Le bio m’a ouvert des portes pour la commercialisation

La ferme bénéficie du label agriculture biologique depuis 2005, Valentine Martin s’est donc attelée à produire du lait de brebis bio. L’exploitation dispose de 69 ha de prairies attenantes à la bergerie ce qui permet d’alimenter la majorité des brebis directement au pâturage tout en étant autosuffisant en fourrage. Seul un mélange d’orge, maïs et luzerne biologique est acheté pour complémenter les agneaux laitiers ainsi que les brebis avant l’agnelage. « Le label agriculture biologique m’a ouvert des portes pour la vente directe. J’écoule une partie de ma production dans les Amap qui se fournissent très majoritairement chez des producteurs bio. Biocoop ainsi que d’autres épiceries Bio sont également de bons clients. Ma sœur m’aide également à faire des marchés qui constituent un débouché non négligeable ». La création du drive fermier « Les Bios du coin » permet à l’éleveuse de rencontrer d’autres agriculteurs locaux afin de s’échanger leurs produits et approvisionner différents endroits. En plus d’effectuer des économies logistiques pour l’approvisionnement des points de vente, bénéficier des produits d’autres producteurs permet d’élargir la gamme et d’attirer plus facilement le client. Valentin Martin travaille également à diversifier sa gamme. En plus de fromages, elle propose des yaourts au lait de brebis ainsi que des tomes. « Je vends beaucoup de yaourts, mais c’est le fromage qui représente le plus gros chiffre d’affaires. Toutes mes préparations ne sont pas encore au point. Actuellement, je travaille sur la création de tomes. Comme elles se conservent plus longtemps, cela pourrait me permettre de mieux appréhender le pic de lactation. Je fabrique également des petits fromages apéritifs pour diversifier ma gamme ».

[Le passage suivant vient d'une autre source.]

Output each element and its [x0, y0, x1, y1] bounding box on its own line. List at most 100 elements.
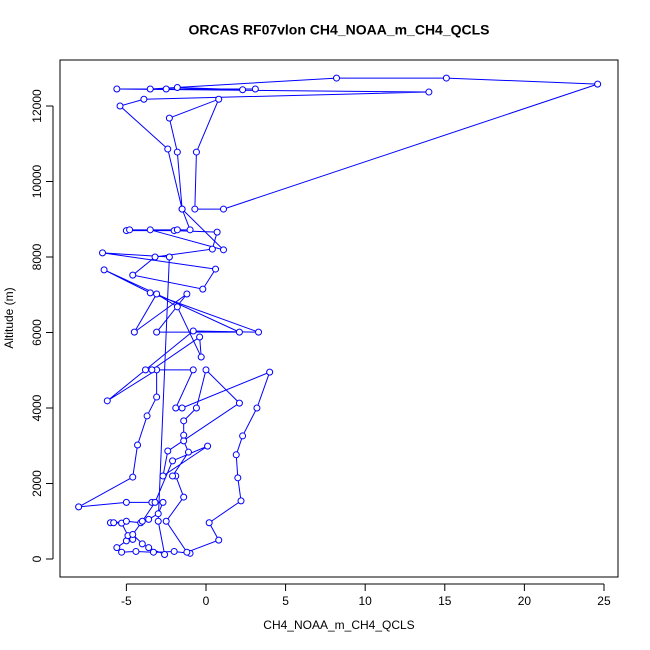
data-point: [159, 472, 167, 480]
data-point: [129, 271, 137, 279]
data-point: [100, 266, 108, 274]
data-point: [153, 393, 161, 401]
data-point: [103, 397, 111, 405]
data-point: [442, 74, 450, 82]
data-point: [253, 404, 261, 412]
data-point: [129, 530, 137, 538]
data-point: [146, 289, 154, 297]
data-point: [138, 540, 146, 548]
data-point: [183, 548, 191, 556]
data-point: [173, 303, 181, 311]
data-point: [192, 148, 200, 156]
data-point: [151, 253, 159, 261]
data-point: [161, 550, 169, 558]
data-point: [118, 548, 126, 556]
data-point: [116, 102, 124, 110]
data-point: [191, 205, 199, 213]
data-point: [154, 517, 162, 525]
data-point: [199, 285, 207, 293]
data-point: [425, 88, 433, 96]
data-point: [169, 457, 177, 465]
data-point: [266, 368, 274, 376]
data-point: [192, 404, 200, 412]
data-point: [196, 333, 204, 341]
data-point: [180, 493, 188, 501]
x-tick-label: 10: [359, 594, 373, 608]
data-point: [178, 205, 186, 213]
data-point: [141, 366, 149, 374]
data-point: [235, 328, 243, 336]
data-point: [113, 85, 121, 93]
data-point: [183, 290, 191, 298]
data-point: [170, 547, 178, 555]
x-tick-label: 5: [282, 594, 289, 608]
data-point: [184, 448, 192, 456]
chart-title: ORCAS RF07vlon CH4_NOAA_m_CH4_QCLS: [188, 22, 489, 38]
data-point: [208, 245, 216, 253]
data-point: [212, 265, 220, 273]
data-point: [146, 85, 154, 93]
x-tick-label: -5: [121, 594, 132, 608]
data-point: [126, 226, 134, 234]
data-point: [594, 80, 602, 88]
data-point: [205, 519, 213, 527]
y-tick-label: 2000: [30, 470, 44, 497]
data-point: [153, 290, 161, 298]
data-point: [235, 399, 243, 407]
data-point: [189, 327, 197, 335]
data-point: [148, 366, 156, 374]
y-tick-label: 4000: [30, 394, 44, 421]
data-point: [159, 498, 167, 506]
data-point: [234, 474, 242, 482]
data-point: [145, 515, 153, 523]
data-point: [204, 442, 212, 450]
x-tick-label: 15: [438, 594, 452, 608]
data-point: [162, 85, 170, 93]
data-line: [78, 77, 598, 556]
data-point: [219, 205, 227, 213]
data-point: [130, 328, 138, 336]
data-point: [122, 517, 130, 525]
data-point: [172, 404, 180, 412]
data-point: [173, 226, 181, 234]
data-point: [173, 84, 181, 92]
x-tick-label: 25: [597, 594, 611, 608]
data-point: [251, 85, 259, 93]
data-point: [237, 497, 245, 505]
data-point: [169, 472, 177, 480]
data-point: [180, 431, 188, 439]
data-point: [189, 366, 197, 374]
data-point: [132, 547, 140, 555]
data-point: [164, 145, 172, 153]
data-point: [180, 417, 188, 425]
data-point: [165, 114, 173, 122]
data-point: [149, 548, 157, 556]
y-tick-label: 0: [30, 555, 44, 562]
y-tick-label: 8000: [30, 243, 44, 270]
data-point: [173, 148, 181, 156]
data-point: [134, 441, 142, 449]
data-point: [154, 510, 162, 518]
data-point: [255, 328, 263, 336]
data-point: [162, 517, 170, 525]
data-point: [140, 95, 148, 103]
y-axis-label: Altitude (m): [2, 287, 16, 348]
data-point: [153, 328, 161, 336]
data-point: [232, 451, 240, 459]
y-tick-label: 6000: [30, 319, 44, 346]
data-point: [215, 95, 223, 103]
data-point: [143, 412, 151, 420]
y-tick-label: 10000: [30, 165, 44, 199]
data-point: [239, 86, 247, 94]
data-point: [213, 228, 221, 236]
y-tick-label: 12000: [30, 89, 44, 123]
data-point: [197, 353, 205, 361]
data-point: [113, 544, 121, 552]
data-point: [129, 473, 137, 481]
data-point: [219, 246, 227, 254]
data-point: [110, 519, 118, 527]
data-point: [165, 253, 173, 261]
data-point: [239, 432, 247, 440]
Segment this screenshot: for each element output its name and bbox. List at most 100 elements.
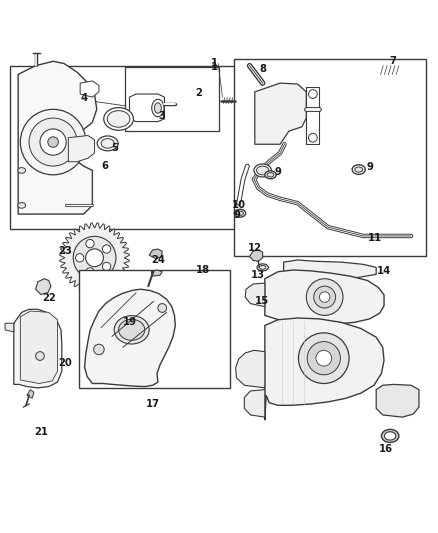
Text: 4: 4 [81,93,88,103]
Polygon shape [255,83,306,144]
Bar [79,270,230,388]
Ellipse shape [104,108,134,130]
Text: 22: 22 [43,293,57,303]
Circle shape [20,109,86,175]
Text: 9: 9 [275,167,281,177]
Text: 10: 10 [232,199,246,209]
Text: 1: 1 [211,62,218,72]
Ellipse shape [259,265,266,269]
Circle shape [86,249,103,266]
Polygon shape [376,63,408,77]
Ellipse shape [381,430,399,442]
Text: 8: 8 [259,64,266,74]
Polygon shape [130,94,164,122]
Bar [125,67,219,131]
Polygon shape [306,87,319,144]
Text: 16: 16 [379,444,393,454]
Ellipse shape [265,171,276,179]
Ellipse shape [97,136,118,151]
Text: 15: 15 [255,296,269,305]
Bar [234,59,426,256]
Text: 9: 9 [366,162,373,172]
Polygon shape [27,390,34,398]
Ellipse shape [257,264,268,271]
Polygon shape [236,350,265,388]
Circle shape [102,245,111,253]
Polygon shape [85,289,175,386]
Text: 7: 7 [389,56,396,66]
Circle shape [29,118,77,166]
Ellipse shape [18,203,25,208]
Polygon shape [265,270,384,324]
Text: 18: 18 [195,265,209,275]
Circle shape [102,262,111,271]
Ellipse shape [234,209,246,217]
Circle shape [94,344,104,354]
Circle shape [316,350,332,366]
Text: 14: 14 [377,266,391,276]
Polygon shape [284,260,376,279]
Polygon shape [245,283,265,306]
Ellipse shape [119,319,145,340]
Polygon shape [20,311,57,384]
Ellipse shape [154,103,161,113]
Text: 24: 24 [151,255,165,265]
Ellipse shape [352,165,365,174]
Ellipse shape [355,167,363,172]
Ellipse shape [267,173,274,177]
Circle shape [73,237,116,279]
Polygon shape [376,384,419,417]
Ellipse shape [237,211,244,215]
Circle shape [307,342,340,375]
Ellipse shape [107,111,130,127]
Ellipse shape [385,432,396,440]
Polygon shape [60,223,129,293]
Text: 21: 21 [34,426,48,437]
Text: 12: 12 [248,243,262,253]
Circle shape [306,279,343,316]
Text: 20: 20 [58,358,72,368]
Polygon shape [265,318,384,420]
Circle shape [158,304,166,312]
Ellipse shape [18,167,25,173]
Text: 6: 6 [101,161,108,171]
Circle shape [76,254,84,262]
Polygon shape [5,323,14,332]
Ellipse shape [254,164,272,177]
Text: 3: 3 [159,111,166,122]
Text: 19: 19 [123,317,137,327]
Circle shape [319,292,330,302]
Text: 11: 11 [368,233,382,243]
Ellipse shape [152,99,164,117]
Polygon shape [80,81,99,97]
Text: 2: 2 [195,88,202,98]
Polygon shape [18,61,97,214]
Polygon shape [14,309,62,388]
Circle shape [298,333,349,384]
Polygon shape [35,279,51,294]
Text: 17: 17 [146,399,159,409]
Circle shape [48,137,58,147]
Circle shape [314,286,336,308]
Circle shape [40,129,66,155]
Polygon shape [244,390,265,417]
Bar [11,66,240,229]
Text: 1: 1 [211,58,218,68]
Circle shape [308,133,317,142]
Polygon shape [68,135,95,161]
Polygon shape [151,270,162,276]
Text: 5: 5 [112,143,119,153]
Ellipse shape [101,139,114,148]
Ellipse shape [114,316,149,344]
Polygon shape [250,250,263,261]
Circle shape [86,239,94,248]
Text: 9: 9 [234,210,241,220]
Circle shape [86,268,94,276]
Polygon shape [149,249,162,259]
Text: 23: 23 [58,246,72,256]
Ellipse shape [404,65,412,75]
Circle shape [308,90,317,99]
Circle shape [35,352,44,360]
Ellipse shape [257,166,269,175]
Text: 13: 13 [251,270,265,280]
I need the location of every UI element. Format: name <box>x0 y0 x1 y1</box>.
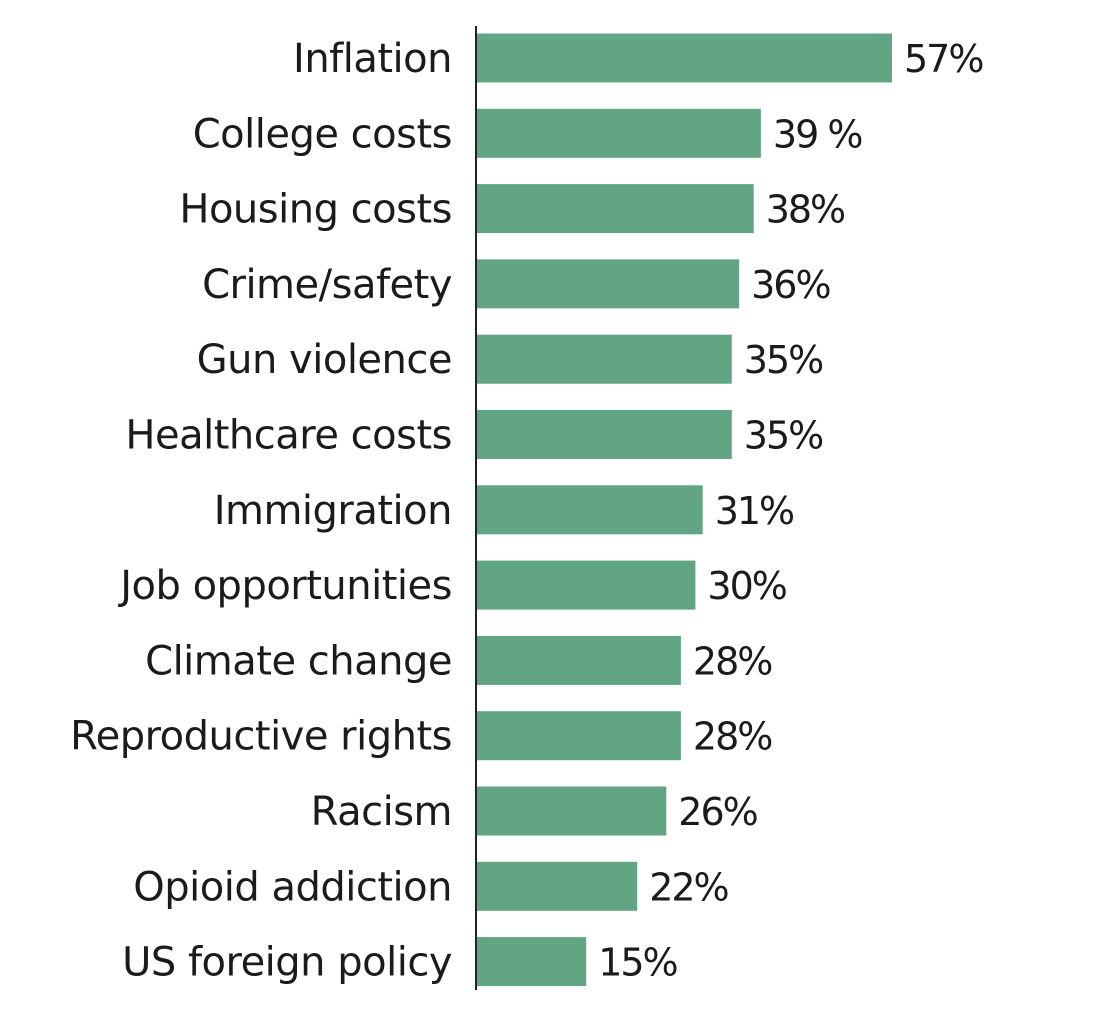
bar-11 <box>477 861 638 911</box>
category-label-12: US foreign policy <box>122 940 452 986</box>
value-label-8: 28% <box>693 639 772 683</box>
value-label-1: 39 % <box>773 112 862 156</box>
value-label-0: 57% <box>904 37 983 81</box>
value-label-2: 38% <box>766 188 845 232</box>
category-label-0: Inflation <box>293 36 452 82</box>
value-labels-group: 57% 39 % 38% 36% 35% 35% 31% 30% 28% 28% 26% 22% 15% <box>598 37 985 985</box>
bar-9 <box>477 711 681 761</box>
value-label-7: 30% <box>707 564 786 608</box>
bar-0 <box>477 33 892 83</box>
category-label-9: Reproductive rights <box>70 714 452 760</box>
bar-10 <box>477 786 667 836</box>
value-label-4: 35% <box>744 338 823 382</box>
category-label-10: Racism <box>311 789 452 835</box>
bar-6 <box>477 485 703 535</box>
bar-8 <box>477 635 681 685</box>
value-label-3: 36% <box>751 263 830 307</box>
bar-2 <box>477 184 754 234</box>
category-label-6: Immigration <box>214 488 452 534</box>
bar-7 <box>477 560 696 610</box>
category-label-2: Housing costs <box>179 187 452 233</box>
value-label-6: 31% <box>715 489 794 533</box>
category-label-11: Opioid addiction <box>133 864 452 910</box>
category-label-5: Healthcare costs <box>125 413 452 459</box>
bar-4 <box>477 334 732 384</box>
bar-12 <box>477 937 587 987</box>
category-label-7: Job opportunities <box>117 563 452 609</box>
value-label-12: 15% <box>598 941 677 985</box>
value-label-11: 22% <box>649 865 728 909</box>
category-labels-group: Inflation College costs Housing costs Crime… <box>70 36 452 986</box>
category-label-1: College costs <box>193 111 452 157</box>
value-label-10: 26% <box>678 790 757 834</box>
bar-3 <box>477 259 740 309</box>
value-label-9: 28% <box>693 715 772 759</box>
category-label-4: Gun violence <box>197 337 452 383</box>
category-label-3: Crime/safety <box>202 262 452 308</box>
category-label-8: Climate change <box>145 638 452 684</box>
value-label-5: 35% <box>744 414 823 458</box>
bar-5 <box>477 410 732 459</box>
bars-group <box>477 33 892 987</box>
bar-1 <box>477 108 761 158</box>
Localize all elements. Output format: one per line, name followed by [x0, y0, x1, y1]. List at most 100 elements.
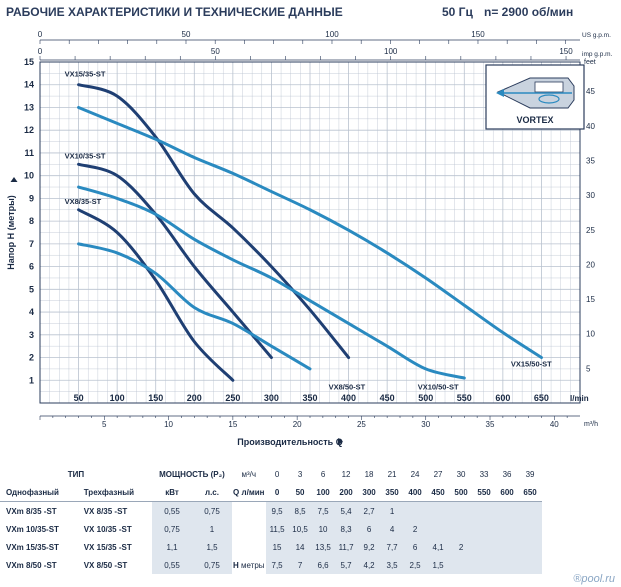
cell-single: VXm 8/35 -ST [6, 506, 57, 516]
cell-head [495, 501, 519, 520]
us-gpm-tick-label: 0 [38, 30, 43, 39]
cell-head: 9,2 [357, 538, 381, 556]
series-labels: VX15/35-ST VX10/35-ST VX8/35-ST VX8/50-ST VX… [65, 70, 553, 392]
x-tick-label: 650 [534, 393, 549, 403]
q-lmin-5: 350 [385, 487, 399, 497]
cell-head: 5,4 [334, 501, 358, 520]
cell-head: 5,7 [334, 556, 358, 574]
series-label: VX10/35-ST [65, 151, 106, 160]
us-gpm-tick-label: 150 [471, 30, 485, 39]
col-kw: кВт [165, 487, 179, 497]
y-tick-label: 1 [29, 375, 34, 385]
us-gpm-tick-label: 100 [325, 30, 339, 39]
cell-head: 10,5 [288, 520, 312, 538]
cell-hp: 1,5 [192, 538, 232, 556]
x-tick-label: 100 [110, 393, 125, 403]
cell-hlabel [232, 538, 266, 556]
imp-gpm-tick-label: 150 [559, 47, 573, 56]
series-line-VX8/35-ST [77, 208, 235, 382]
q-lmin-11: 650 [523, 487, 537, 497]
cell-hp: 0,75 [192, 556, 232, 574]
cell-hlabel [232, 502, 266, 521]
lmin-unit: l/min [570, 394, 589, 403]
table-row: VXm 8/35 -ST VX 8/35 -ST 0,55 0,75 9,5 8,5 7,5… [0, 501, 542, 521]
cell-head [472, 556, 496, 574]
x-tick-label: 500 [418, 393, 433, 403]
q-m3h-2: 6 [320, 469, 326, 479]
series-line-VX10/35-ST [77, 162, 273, 360]
cell-head [472, 538, 496, 556]
x-axis-title: Производительность Q [237, 437, 342, 447]
cell-head: 6 [403, 538, 427, 556]
y-tick-label: 4 [29, 307, 34, 317]
q-lmin-7: 450 [431, 487, 445, 497]
y-axis-arrow-icon [10, 177, 18, 182]
cell-hlabel: H метры [232, 556, 266, 574]
table-row: VXm 15/35-ST VX 15/35 -ST 1,1 1,5 15 14 13,5 11… [0, 538, 542, 556]
series-label: VX15/35-ST [65, 70, 106, 79]
impeller-icon [534, 81, 564, 93]
table-row: VXm 10/35-ST VX 10/35 -ST 0,75 1 11,5 10,5 10 8… [0, 520, 542, 538]
cell-head: 9,5 [265, 501, 289, 520]
q-lmin-2: 100 [316, 487, 330, 497]
x-tick-label: 50 [74, 393, 84, 403]
cell-single: VXm 8/50 -ST [6, 560, 57, 570]
series-line-VX15/35-ST [77, 83, 351, 360]
inset-label: VORTEX [516, 115, 553, 125]
q-m3h-9: 33 [479, 469, 489, 479]
y-tick-label: 7 [29, 239, 34, 249]
series-label: VX10/50-ST [418, 382, 459, 391]
q-lmin-10: 600 [500, 487, 514, 497]
cell-head: 3,5 [380, 556, 404, 574]
cell-head [518, 520, 542, 538]
cell-kw: 0,55 [152, 556, 192, 574]
col-power: МОЩНОСТЬ (P₂) [159, 469, 225, 479]
y-tick-label: 2 [29, 353, 34, 363]
y-tick-label: 8 [29, 216, 34, 226]
cell-head: 8,5 [288, 501, 312, 520]
series-label: VX8/50-ST [329, 382, 366, 391]
y-tick-label: 10 [24, 171, 34, 181]
cell-head: 1,5 [426, 556, 450, 574]
h-unit: метры [238, 560, 265, 570]
cell-three: VX 8/50 -ST [83, 560, 128, 570]
x-tick-label: 450 [380, 393, 395, 403]
q-label: Q [233, 487, 240, 497]
cell-head: 4,2 [357, 556, 381, 574]
cell-head: 7,5 [311, 501, 335, 520]
cell-head: 2,5 [403, 556, 427, 574]
cell-head: 2 [403, 520, 427, 538]
m3h-tick-label: 40 [550, 420, 559, 429]
frequency-label: 50 Гц [442, 5, 473, 19]
cell-head [472, 501, 496, 520]
cell-head: 14 [288, 538, 312, 556]
col-single: Однофазный [6, 487, 59, 497]
speed-label: n= 2900 об/мин [484, 5, 574, 19]
cell-head [495, 538, 519, 556]
cell-head: 7,7 [380, 538, 404, 556]
cell-three: VX 15/35 -ST [83, 542, 132, 552]
imp-gpm-tick-label: 0 [38, 47, 43, 56]
cell-head: 6 [357, 520, 381, 538]
cell-head [518, 538, 542, 556]
y-tick-label: 11 [24, 148, 34, 158]
q-m3h-5: 21 [387, 469, 397, 479]
cell-head [449, 556, 473, 574]
y-tick-label: 6 [29, 262, 34, 272]
us-gpm-tick-label: 50 [182, 30, 191, 39]
cell-three: VX 10/35 -ST [83, 524, 132, 534]
cell-head: 4,1 [426, 538, 450, 556]
imp-gpm-tick-label: 100 [384, 47, 398, 56]
x-tick-label: 250 [225, 393, 240, 403]
cell-head: 11,5 [265, 520, 289, 538]
m3h-tick-label: 35 [486, 420, 495, 429]
m3h-tick-label: 30 [421, 420, 430, 429]
y-axis-title: Напор H (метры) [6, 195, 16, 270]
feet-tick-label: 30 [586, 191, 595, 200]
vortex-swirl-icon [538, 94, 560, 104]
cell-three: VX 8/35 -ST [83, 506, 128, 516]
feet-unit: feet [584, 59, 596, 66]
cell-head: 7,5 [265, 556, 289, 574]
m3h-tick-label: 5 [102, 420, 107, 429]
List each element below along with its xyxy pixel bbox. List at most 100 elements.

Si Valentine Martin songe à investir dans une salle de traite, le départ à la retraite de son père d’ici quelques années la fait réfléchir sur le devenir de l’exploitation. « Je n’ai pas trop de visibilité concernant la main-d’œuvre disponible à long terme, déplore la jeune femme. Je ne pourrai pas m’occuper seule de deux troupeaux et de l’activité de transformation, sans parler des travaux de fenaison, peut-être faudra-t-il arrêter un atelier ». Sur le dernier exercice, la production d’ovin viande restait la plus génératrice de chiffre d’affaires, mais la production laitière est encore en rodage, toutes les transformations ne sont pas encore optimales et Valentine Martin espère bientôt atteindre son rythme de croisière avec un troupeau d’une centaine de brebis.